Obidzinski has begun a service year with Preservation Alliance’s Historic Theatre Trail. The trail features 29 historic theaters across WV that are still operating or have been rehabilitated. He is also working on several other projects to help the theatre project develop and expand, including “creating entries for the Clio history mobile application, working on attracting new member sites, writing an article about the project for a national theatre preservation organization, and maintaining the project’s Facebook page.”
Obidzinski plans to work permanently in the history field, hoping to manage a historic site. He is also working on starting a business in historical consulting, which would involve performing evaluations and recommendations for historic sites or societies, doing exhibit design work, National Register nominations, among other services. He has a number of article and book-length projects for publication, which are at various stages of planning and research.
Obidzinski said he feels both honored and humbled by receiving the WV History Hero award. Hardman nominated him, and Obidzinski added that this is “one of the greatest professional honors I have ever received.” He loves the work he does, and claimed history is the only type of work that he has wanted to do since he was ten years old. “To be presented with an award for doing it seems a bit strange to me since I would do this work for free, if the realities of life didn’t demand otherwise.”
Obidzinski does not feel he won this award on his own merits alone, however. He credits Gabby Brooks, Jeff Wyne, Chad Proudfoot, and his AmeriCorps Supervisor Danielle LaPresta Parker. Parker first gave Obidzinski the opportunity to work at WVU Jackson’s Mill.
Obidzinski praised his friend and supervisor Hardman. “Dean not only gave me the opportunity to come to work at his site but has always been open to my thoughts and ideas on projects and programming, and has given me a great deal of encouragement along the way.”
Obidzinski also wished to thank his family, most of whom are in MI. He said they have always believed in him and supported him in pursuing his passion. He also wished to thank his girlfriend Tasha, a constant source of support, inspiration, and love.
Mary Glass is a resident of Buckhannon now, but lived in and taught gifted education, grades fifth through twelfth, in Lewis County for years. She earned her Bachelor’s from WVU in education and physical science, and her Master’s from Marshall University in the same subjects.

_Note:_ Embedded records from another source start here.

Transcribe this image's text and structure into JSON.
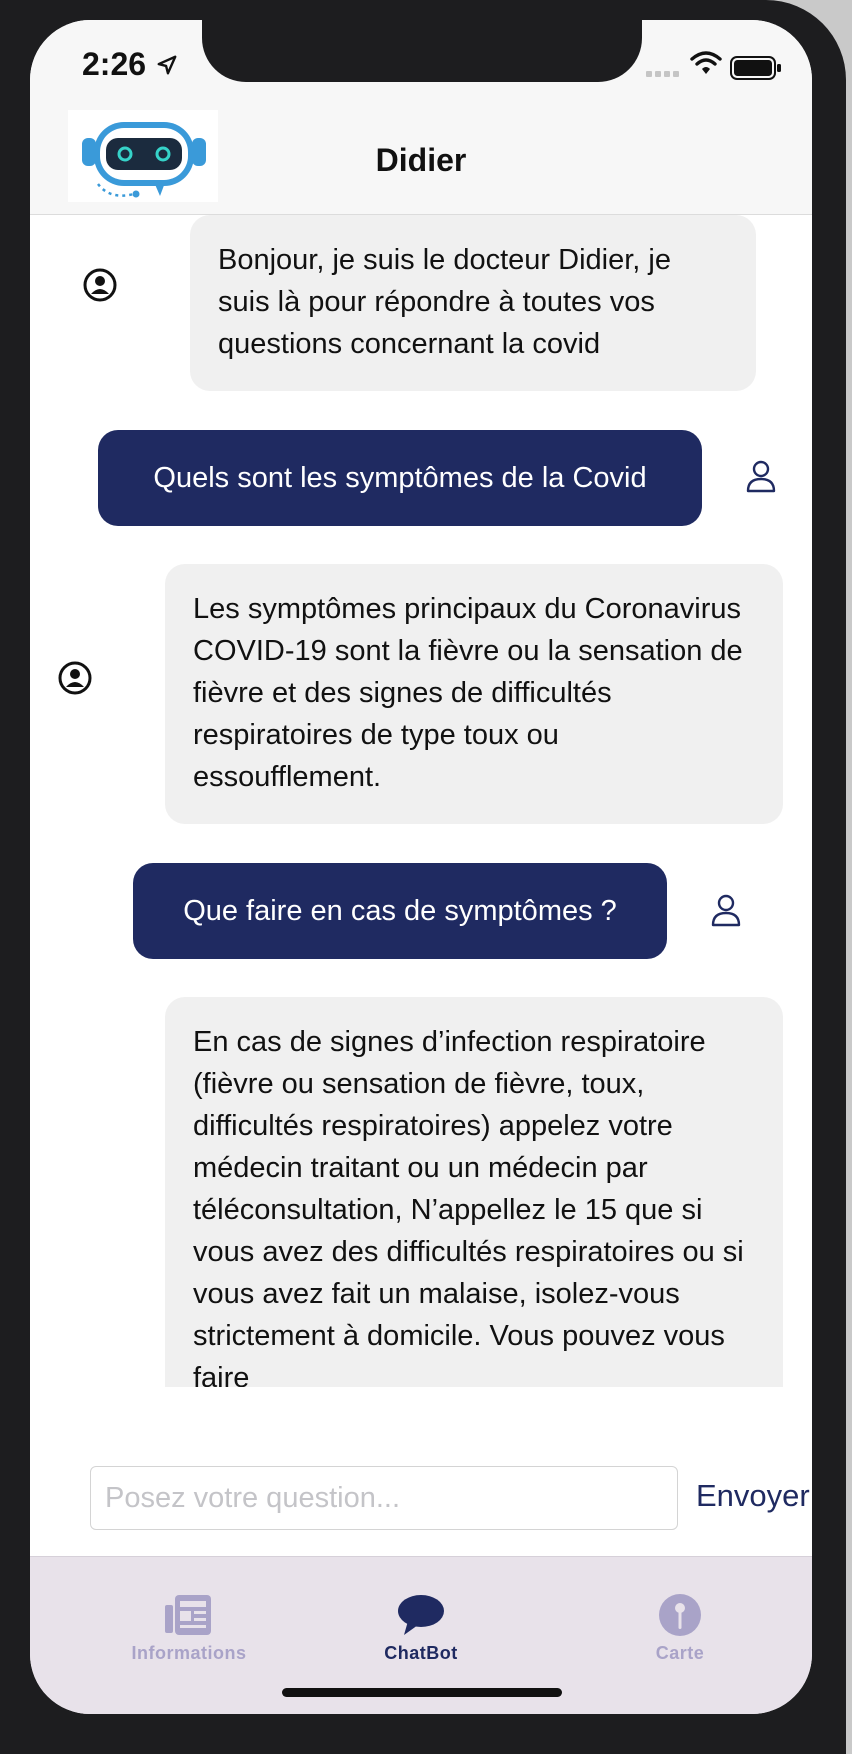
{
  "status_bar": {
    "time": "2:26"
  },
  "header": {
    "title": "Didier"
  },
  "messages": [
    {
      "from": "bot",
      "text": "Bonjour, je suis le docteur Didier, je suis là pour répondre à toutes vos questions concernant la covid"
    },
    {
      "from": "user",
      "text": "Quels sont les symptômes de la Covid"
    },
    {
      "from": "bot",
      "text": "Les symptômes principaux du Coronavirus COVID-19 sont la fièvre ou la sensation de fièvre et des signes de difficultés respiratoires de type toux ou essoufflement."
    },
    {
      "from": "user",
      "text": "Que faire en cas de symptômes ?"
    },
    {
      "from": "bot",
      "text": "En cas de signes d’infection respiratoire (fièvre ou sensation de fièvre, toux, difficultés respiratoires) appelez votre médecin traitant ou un médecin par téléconsultation, N’appellez le 15 que si vous avez des difficultés respiratoires ou si vous avez fait un malaise, isolez-vous strictement à domicile. Vous pouvez vous faire"
    }
  ],
  "composer": {
    "placeholder": "Posez votre question...",
    "send_label": "Envoyer"
  },
  "tabs": [
    {
      "label": "Informations",
      "icon": "newspaper-icon",
      "active": false
    },
    {
      "label": "ChatBot",
      "icon": "chat-bubble-icon",
      "active": true
    },
    {
      "label": "Carte",
      "icon": "map-pin-icon",
      "active": false
    }
  ],
  "colors": {
    "accent": "#1f2a61",
    "bot_bubble": "#f0f0f0",
    "tab_bar": "#e8e2ea",
    "tab_inactive": "#a9a3c8",
    "logo_blue": "#3a9ad9"
  }
}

Glass has volunteered with Hacker’s Creek Pioneer Descendants, Inc. (HCPD)since it’s inception. “I have a lot of interest in family and genealogy.” She has taught several workshops for HCPD, Daughters of the American Revolution DAR, the Church of Latter-Day Saints, and the WV state archives.
Glass was surprised at being nominated for the History Hero award, but said it was an honor all the same. She is humbled that she won, however. Glass said, “There are wonderful volunteers at HCPD. There are so many deserving of this for all the time and dedication they put into it.” She will be traveling to Charleston on March 9 to receive her award.
Glass urges the public to come to HCPD. “Most people don’t realize the resources that are there, and all the documents that have been acquired over the years.” The public is invited to all HCPD workshops, as well. HCPD is hosting two workshops on March 16, 23 and 30, beginning at 6 p.m. These workshops will focus on free internet sites for researching family history.
Glass lives in Buckhannon with her husband, Thomas Glass Jr.